INTRODUCTION AND OBJECTIVES: There is great interest in better characterizing patients with heart failure (HF) with preserved ejection fraction (HF-PEF). The objective of this study is to determine the prevalence, progression over time and to describe the clinical and epidemiological characteristics of patients with HF-PEF. METHODS: From the National Registry of Heart Failure (RICA, prospective multicentre cohort study) we analysed patients consecutively admitted for HF in Internal Medicine wards over a period of 11 years (2008-2018). RESULTS: 4752 patients were included, 2957 (62.2%) with preserved ejection fraction. This prevalence remained constant from 2008 to 2019. Compared to patients with HF and reduced ejection fraction (HF-REF) patients with HF-PEF are older, more are female, there is a higher prevalence of hypertensive and valvular aetiology, they have a profile of different comorbidities and worse functional status. A high proportion of patients receive disease-modifying treatment for IC-REF (renin-angiotensin-aldosterone system inhibitors and beta-blockers).
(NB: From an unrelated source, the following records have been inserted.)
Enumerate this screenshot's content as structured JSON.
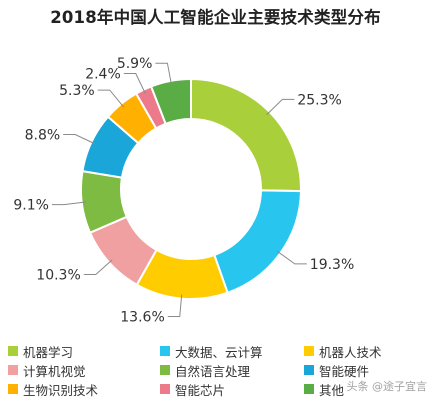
{
  "chart_data": {
    "type": "pie",
    "title": "2018年中国人工智能企业主要技术类型分布",
    "unit": "%",
    "donut": true,
    "start_angle_deg": 0,
    "direction": "clockwise",
    "legend_position": "bottom",
    "slices": [
      {
        "name": "机器学习",
        "value": 25.3,
        "label": "25.3%",
        "color": "#a9cf3a"
      },
      {
        "name": "大数据、云计算",
        "value": 19.3,
        "label": "19.3%",
        "color": "#28c6ee"
      },
      {
        "name": "机器人技术",
        "value": 13.6,
        "label": "13.6%",
        "color": "#ffcc00"
      },
      {
        "name": "计算机视觉",
        "value": 10.3,
        "label": "10.3%",
        "color": "#f0a0a0"
      },
      {
        "name": "自然语言处理",
        "value": 9.1,
        "label": "9.1%",
        "color": "#7dbb42"
      },
      {
        "name": "智能硬件",
        "value": 8.8,
        "label": "8.8%",
        "color": "#1aa6d9"
      },
      {
        "name": "生物识别技术",
        "value": 5.3,
        "label": "5.3%",
        "color": "#ffb000"
      },
      {
        "name": "智能芯片",
        "value": 2.4,
        "label": "2.4%",
        "color": "#ec7a8a"
      },
      {
        "name": "其他",
        "value": 5.9,
        "label": "5.9%",
        "color": "#5aac44"
      }
    ],
    "legend_order": [
      "机器学习",
      "大数据、云计算",
      "机器人技术",
      "计算机视觉",
      "自然语言处理",
      "智能硬件",
      "生物识别技术",
      "智能芯片",
      "其他"
    ]
  },
  "watermark": "头条 @途子宜言"
}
The overall mortality after one-year follow-up was 24% and 30% in the HF-PEF and the HF-REF, respectively. In the multivariate analysis, the risk of death was higher in patients with HF-REF compared to HF-PEF (OR: 1.84; 95% CI: [1.43-2.36]). The length of hospital stay was also lower in the HF-PEF patients but there were no differences in re-hospitalizations. CONCLUSIONS: Sixty percent of patients in the RICA registry have preserved ejection fraction. These patients have a higher comorbidity burden and a worse functional status, but lower mortality compared with HF-REF patients.